The ban applies to products that feature liquid nicotine that has “tastes or aromas of menthol, mint, wintergreen, chocolate, vanilla, honey, cocoa, any candy, any dessert, any alcoholic beverage, any fruit, any herb, or any spice,” according to the measure.

“They are targeting our children, and it will cost lives,” O’Shea said, adding that a new study found those who use e-cigarettes are more likely to contract the coronavirus and suffer serious consequences.

Alds. George Cardenas (12th Ward); Nicholas Sposato (38th Ward); Anthony Napolitano (41st Ward); and Brendan Reilly (42nd Ward) voted against the measure, saying it would hurt Chicago businesses, especially those near the city’s borders and worsen Chicago’s budget crisis.

Ald. Harry Osterman (48th Ward) urged his colleagues on the City Council not to prioritize the city's budget woes.

“We should not trade off the health of young people for the budget,” Osterman said.

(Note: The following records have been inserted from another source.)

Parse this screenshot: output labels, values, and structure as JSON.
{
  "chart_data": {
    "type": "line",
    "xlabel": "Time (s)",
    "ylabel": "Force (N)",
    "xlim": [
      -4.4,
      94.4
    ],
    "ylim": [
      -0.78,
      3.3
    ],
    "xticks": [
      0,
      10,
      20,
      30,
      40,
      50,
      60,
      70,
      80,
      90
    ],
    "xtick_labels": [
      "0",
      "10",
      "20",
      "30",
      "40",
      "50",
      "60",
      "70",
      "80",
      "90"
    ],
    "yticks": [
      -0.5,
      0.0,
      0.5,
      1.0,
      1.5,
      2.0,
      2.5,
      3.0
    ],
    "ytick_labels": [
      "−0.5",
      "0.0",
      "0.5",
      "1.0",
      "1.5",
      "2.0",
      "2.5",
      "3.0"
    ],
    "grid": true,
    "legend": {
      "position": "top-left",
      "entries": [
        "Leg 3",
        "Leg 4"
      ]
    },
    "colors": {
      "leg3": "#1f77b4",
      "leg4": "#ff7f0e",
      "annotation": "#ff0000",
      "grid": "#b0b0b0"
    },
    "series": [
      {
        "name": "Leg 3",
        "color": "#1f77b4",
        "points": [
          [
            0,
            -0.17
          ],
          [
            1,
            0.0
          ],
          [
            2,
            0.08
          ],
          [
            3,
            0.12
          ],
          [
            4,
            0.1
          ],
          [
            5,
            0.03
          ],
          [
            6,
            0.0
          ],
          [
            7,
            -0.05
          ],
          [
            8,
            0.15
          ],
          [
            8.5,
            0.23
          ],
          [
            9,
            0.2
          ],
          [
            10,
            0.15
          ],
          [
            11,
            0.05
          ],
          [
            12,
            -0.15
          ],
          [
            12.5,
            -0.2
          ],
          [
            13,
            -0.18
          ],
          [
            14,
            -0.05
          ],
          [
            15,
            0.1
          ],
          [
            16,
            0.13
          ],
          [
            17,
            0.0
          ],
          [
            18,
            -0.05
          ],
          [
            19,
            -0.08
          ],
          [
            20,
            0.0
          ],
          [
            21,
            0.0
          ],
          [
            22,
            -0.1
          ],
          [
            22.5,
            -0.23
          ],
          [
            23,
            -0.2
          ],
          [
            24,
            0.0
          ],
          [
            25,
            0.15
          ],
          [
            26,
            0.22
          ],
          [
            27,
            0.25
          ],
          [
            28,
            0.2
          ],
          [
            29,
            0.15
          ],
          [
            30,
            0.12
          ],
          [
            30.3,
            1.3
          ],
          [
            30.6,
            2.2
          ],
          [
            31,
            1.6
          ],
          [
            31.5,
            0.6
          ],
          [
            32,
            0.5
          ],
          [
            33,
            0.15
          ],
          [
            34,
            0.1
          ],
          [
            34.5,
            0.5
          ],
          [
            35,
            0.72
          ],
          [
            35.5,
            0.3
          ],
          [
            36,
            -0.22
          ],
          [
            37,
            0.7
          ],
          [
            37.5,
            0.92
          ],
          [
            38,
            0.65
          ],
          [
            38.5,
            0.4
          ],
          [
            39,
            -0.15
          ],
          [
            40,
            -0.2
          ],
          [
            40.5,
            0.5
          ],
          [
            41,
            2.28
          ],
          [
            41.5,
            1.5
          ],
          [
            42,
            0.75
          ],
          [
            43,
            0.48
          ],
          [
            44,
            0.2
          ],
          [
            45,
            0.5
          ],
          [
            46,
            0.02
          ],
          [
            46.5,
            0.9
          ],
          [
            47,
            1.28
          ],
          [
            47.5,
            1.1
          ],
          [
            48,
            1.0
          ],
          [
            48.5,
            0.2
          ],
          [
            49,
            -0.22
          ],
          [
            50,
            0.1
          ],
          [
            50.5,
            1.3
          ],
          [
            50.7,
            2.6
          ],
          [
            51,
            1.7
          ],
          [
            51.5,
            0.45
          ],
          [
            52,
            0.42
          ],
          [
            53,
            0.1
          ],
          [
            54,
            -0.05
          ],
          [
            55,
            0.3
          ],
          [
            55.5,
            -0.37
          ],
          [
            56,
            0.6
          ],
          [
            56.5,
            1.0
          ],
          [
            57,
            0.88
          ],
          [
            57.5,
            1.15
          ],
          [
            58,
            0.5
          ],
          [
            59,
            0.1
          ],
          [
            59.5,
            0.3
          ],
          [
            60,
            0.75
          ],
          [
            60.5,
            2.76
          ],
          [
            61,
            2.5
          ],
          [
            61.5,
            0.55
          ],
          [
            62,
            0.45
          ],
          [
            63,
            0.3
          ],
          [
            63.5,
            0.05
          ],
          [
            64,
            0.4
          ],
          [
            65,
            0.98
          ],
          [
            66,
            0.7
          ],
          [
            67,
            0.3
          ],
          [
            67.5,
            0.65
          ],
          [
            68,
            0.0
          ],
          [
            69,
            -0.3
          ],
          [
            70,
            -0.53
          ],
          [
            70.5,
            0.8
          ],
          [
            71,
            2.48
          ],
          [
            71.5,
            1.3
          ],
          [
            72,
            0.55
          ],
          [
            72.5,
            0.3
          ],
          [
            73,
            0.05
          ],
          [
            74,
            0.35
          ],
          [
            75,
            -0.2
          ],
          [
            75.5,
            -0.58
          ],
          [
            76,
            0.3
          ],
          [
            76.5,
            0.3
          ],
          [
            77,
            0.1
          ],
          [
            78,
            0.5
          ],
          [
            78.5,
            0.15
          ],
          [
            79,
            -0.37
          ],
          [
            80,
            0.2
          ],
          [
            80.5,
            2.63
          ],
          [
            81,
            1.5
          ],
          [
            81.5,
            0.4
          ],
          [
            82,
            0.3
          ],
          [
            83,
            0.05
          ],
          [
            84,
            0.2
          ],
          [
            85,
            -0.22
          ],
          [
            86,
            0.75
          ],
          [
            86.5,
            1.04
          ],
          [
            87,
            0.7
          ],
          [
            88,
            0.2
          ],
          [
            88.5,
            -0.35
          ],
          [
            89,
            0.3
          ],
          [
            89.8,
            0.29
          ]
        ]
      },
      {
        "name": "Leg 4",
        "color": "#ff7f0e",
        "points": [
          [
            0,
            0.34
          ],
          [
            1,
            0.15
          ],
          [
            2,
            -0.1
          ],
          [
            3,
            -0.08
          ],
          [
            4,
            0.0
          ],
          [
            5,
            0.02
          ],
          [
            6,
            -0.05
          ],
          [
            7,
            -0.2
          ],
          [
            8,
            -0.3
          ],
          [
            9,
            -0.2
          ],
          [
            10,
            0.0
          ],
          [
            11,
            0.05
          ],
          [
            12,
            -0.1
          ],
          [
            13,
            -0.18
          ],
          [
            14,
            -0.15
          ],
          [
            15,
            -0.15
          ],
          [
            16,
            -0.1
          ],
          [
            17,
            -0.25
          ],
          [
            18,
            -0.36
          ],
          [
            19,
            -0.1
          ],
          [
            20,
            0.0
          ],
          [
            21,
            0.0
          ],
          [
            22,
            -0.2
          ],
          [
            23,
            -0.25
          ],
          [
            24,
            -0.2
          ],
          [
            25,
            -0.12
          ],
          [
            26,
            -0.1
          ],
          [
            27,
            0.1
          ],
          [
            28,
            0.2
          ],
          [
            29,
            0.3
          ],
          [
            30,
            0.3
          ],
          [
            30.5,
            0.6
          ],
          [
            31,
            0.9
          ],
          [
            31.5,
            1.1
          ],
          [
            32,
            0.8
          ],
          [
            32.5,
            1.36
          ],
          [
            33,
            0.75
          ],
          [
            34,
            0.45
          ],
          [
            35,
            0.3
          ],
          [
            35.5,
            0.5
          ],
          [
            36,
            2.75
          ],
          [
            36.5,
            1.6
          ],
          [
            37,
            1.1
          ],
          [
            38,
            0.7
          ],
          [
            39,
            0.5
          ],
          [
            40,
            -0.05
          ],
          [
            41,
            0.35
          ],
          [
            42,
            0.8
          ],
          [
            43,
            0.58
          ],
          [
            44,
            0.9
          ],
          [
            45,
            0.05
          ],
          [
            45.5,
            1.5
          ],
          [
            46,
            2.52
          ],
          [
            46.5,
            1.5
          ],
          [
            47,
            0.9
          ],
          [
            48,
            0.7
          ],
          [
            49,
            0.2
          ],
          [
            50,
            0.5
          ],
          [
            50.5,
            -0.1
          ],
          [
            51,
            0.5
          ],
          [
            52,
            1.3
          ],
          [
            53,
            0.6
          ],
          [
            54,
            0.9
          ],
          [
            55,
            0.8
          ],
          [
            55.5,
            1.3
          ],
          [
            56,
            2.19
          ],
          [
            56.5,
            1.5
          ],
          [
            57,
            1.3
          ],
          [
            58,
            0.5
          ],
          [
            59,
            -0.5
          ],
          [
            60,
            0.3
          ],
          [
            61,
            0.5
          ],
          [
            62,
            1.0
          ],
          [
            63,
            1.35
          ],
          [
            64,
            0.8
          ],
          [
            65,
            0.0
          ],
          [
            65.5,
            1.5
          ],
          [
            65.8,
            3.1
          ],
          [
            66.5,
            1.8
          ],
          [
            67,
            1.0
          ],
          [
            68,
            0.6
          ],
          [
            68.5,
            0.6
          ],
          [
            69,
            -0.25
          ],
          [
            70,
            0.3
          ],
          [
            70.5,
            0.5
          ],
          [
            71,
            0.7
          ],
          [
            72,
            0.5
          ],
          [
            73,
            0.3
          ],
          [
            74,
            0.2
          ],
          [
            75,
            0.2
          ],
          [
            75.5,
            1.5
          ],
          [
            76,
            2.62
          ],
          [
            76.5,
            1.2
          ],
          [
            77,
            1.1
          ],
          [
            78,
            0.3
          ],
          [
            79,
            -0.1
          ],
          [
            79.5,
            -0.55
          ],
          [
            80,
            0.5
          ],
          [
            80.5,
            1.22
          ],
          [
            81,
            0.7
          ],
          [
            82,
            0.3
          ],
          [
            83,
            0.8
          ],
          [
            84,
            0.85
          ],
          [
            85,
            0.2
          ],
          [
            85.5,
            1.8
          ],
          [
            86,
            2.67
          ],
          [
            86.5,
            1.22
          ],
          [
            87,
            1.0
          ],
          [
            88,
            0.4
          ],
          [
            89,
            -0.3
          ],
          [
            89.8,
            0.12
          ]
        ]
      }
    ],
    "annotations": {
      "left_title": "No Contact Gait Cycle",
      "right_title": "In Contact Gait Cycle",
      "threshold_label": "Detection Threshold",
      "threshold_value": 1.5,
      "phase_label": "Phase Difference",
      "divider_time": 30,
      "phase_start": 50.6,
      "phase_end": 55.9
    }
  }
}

Ald. Stephanie Coleman (16th Ward) said her ward, which includes parts of Englewood, is dotted with stores selling flavored liquid nicotine products, contributing to the nine-year difference in life expectancy for those who live on Chicago’s West Side as compared with those who live on the North Side.

In September 2019, Mayor Lori Lightfoot vowed to support a citywide ban on the sale of all flavored tobacco amid an outbreak of lung illnesses that sickened more than 200 Illinois residents. However, she never introduced such a measure.

Lightfoot said Wednesday she wholeheartedly supported the scaled-back ban, calling the issue “personal” because her father died a “slow, painful, miserable death” after smoking two packs a day. In addition, Lightfoot said her daughter has seen people vaping in the bathrooms of her elementary school.

Originally, the ban proposed by O’Shea would have banned all flavored tobacco products, including cigarettes, chewing tobacco and cigars, because he said they “clearly target children and create a new generation of tobacco consumers.”

However, business groups pushed back on the ban, saying it could hurt small businesses struggling to stay afloat amid the twin crises of the coronavirus pandemic and the unrest touched off by police brutality protests.

Representatives of the American Lung Association, which backed the wider ban and lobbied for its passage, said the revised proposal did not go far enough to protect teens from becoming addicted because it would allow the sale of menthol cigarettes, which are popular in African American communities after decades of targeted marketing.

Business groups also opposed the scaled-back ban because it bans menthol-flavored liquid nicotine, according to Illinois Retail Merchants Association Vice President Tanya Triche Dawood.

The number of high school students who use electronic cigarettes has surged from 1.5% in 2011 to 27.5% in 2019, with more than two-thirds of all students using tobacco in the past month, according to data from the Centers for Disease Control and Prevention.